Representative of Huahine to the Assembly of French Polynesia
- In office May 2004 – 4 May 2013
- Succeeded by: Félix Faatau

Personal details
- Born: 15 February 1960 (age 66) Fare, French Polynesia
- Children: Marc, Heiana, Michael

= Marcelin Lisan =

French Polynesian politician (born 1960)

Marcelin Lisan (born 15 February 1960) is the mayor of Huahine, French Polynesia and was the representative of Huahine to the Territorial Assembly of French Polynesia from May 2004 to 4 May 2013. He was mayor of Huahine from 2001 to 2008, and was succeeded by Félix Faatau. He was again elected as mayor of Huahine in March 2014.

==Early life and career==
Lisan was born in Fare, Huahine.

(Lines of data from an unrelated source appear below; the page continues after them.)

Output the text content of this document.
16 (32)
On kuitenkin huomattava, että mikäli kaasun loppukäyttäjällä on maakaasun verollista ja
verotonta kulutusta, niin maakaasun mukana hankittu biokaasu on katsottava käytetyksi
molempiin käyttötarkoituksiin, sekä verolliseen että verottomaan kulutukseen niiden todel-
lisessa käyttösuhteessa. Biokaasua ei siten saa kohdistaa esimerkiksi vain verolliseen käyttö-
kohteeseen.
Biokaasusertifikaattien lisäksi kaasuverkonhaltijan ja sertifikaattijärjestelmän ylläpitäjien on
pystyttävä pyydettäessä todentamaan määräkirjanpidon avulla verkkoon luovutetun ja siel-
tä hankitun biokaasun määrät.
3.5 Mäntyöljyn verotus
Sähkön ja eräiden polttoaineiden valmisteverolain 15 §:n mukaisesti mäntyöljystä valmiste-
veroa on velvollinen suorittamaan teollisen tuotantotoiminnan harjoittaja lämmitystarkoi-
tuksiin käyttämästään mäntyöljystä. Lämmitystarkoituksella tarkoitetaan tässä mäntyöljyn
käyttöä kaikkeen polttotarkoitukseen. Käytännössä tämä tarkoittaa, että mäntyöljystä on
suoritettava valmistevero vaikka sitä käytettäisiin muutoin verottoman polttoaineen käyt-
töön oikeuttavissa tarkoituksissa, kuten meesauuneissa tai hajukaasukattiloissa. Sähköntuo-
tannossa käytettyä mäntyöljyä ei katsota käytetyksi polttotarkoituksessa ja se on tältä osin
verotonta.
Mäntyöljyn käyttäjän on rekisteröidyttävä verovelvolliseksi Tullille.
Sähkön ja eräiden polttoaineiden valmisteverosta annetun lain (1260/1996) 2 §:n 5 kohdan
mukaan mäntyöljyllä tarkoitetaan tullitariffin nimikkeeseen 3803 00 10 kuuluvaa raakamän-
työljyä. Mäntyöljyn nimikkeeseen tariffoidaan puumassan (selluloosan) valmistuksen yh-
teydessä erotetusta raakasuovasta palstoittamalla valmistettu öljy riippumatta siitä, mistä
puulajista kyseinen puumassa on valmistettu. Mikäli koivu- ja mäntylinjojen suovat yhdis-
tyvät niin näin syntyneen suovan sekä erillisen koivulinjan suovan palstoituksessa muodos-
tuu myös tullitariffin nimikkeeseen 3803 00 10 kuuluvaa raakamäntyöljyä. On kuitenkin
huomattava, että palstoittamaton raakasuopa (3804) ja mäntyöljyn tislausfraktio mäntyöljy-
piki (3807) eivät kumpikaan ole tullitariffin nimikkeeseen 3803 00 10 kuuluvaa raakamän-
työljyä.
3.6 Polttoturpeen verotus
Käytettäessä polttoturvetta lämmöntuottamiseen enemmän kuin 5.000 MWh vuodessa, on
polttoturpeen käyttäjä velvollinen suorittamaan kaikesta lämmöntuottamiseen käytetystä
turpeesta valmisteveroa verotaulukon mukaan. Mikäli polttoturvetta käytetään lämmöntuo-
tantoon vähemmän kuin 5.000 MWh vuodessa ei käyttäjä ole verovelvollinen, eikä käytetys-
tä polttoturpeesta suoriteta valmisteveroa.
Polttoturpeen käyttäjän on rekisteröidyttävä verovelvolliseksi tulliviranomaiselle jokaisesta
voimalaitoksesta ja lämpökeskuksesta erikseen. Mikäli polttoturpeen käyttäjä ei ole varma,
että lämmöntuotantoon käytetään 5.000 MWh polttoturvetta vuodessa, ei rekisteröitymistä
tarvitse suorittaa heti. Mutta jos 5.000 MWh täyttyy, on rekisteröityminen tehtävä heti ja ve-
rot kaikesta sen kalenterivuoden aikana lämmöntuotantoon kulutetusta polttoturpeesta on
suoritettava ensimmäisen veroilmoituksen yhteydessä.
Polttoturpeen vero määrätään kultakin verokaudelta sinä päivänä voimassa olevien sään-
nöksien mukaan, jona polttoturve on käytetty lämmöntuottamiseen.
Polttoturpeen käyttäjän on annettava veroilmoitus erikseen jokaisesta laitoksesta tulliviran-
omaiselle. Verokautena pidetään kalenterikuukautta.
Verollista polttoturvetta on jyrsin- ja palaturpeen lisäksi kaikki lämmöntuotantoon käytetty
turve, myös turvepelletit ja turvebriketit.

He did his primary schooling in Fare, then went to college at Collége La Mennais in Papeete. Instead of going with his parents to New Caledonia, he decided to return to his native island of Huahine to manage the family business (general and fuel power supply).

He managed to diversify the business by creating a car rental company and a bakery. His passion for big game fishing led him to founding the "Fare Nui Fishing Club," and has been its chairman since it was established.

===Political career===
He participated in the municipal elections in March 2001 and was elected as mayor of the commune of Huahine for the 2001–2008 mandate. In May 2004, he participated in the territorial elections and was elected to be the representative of Huahine to the Territorial Assembly of French Polynesia.

He was elected again to be the mayor of Huahine in March 2014.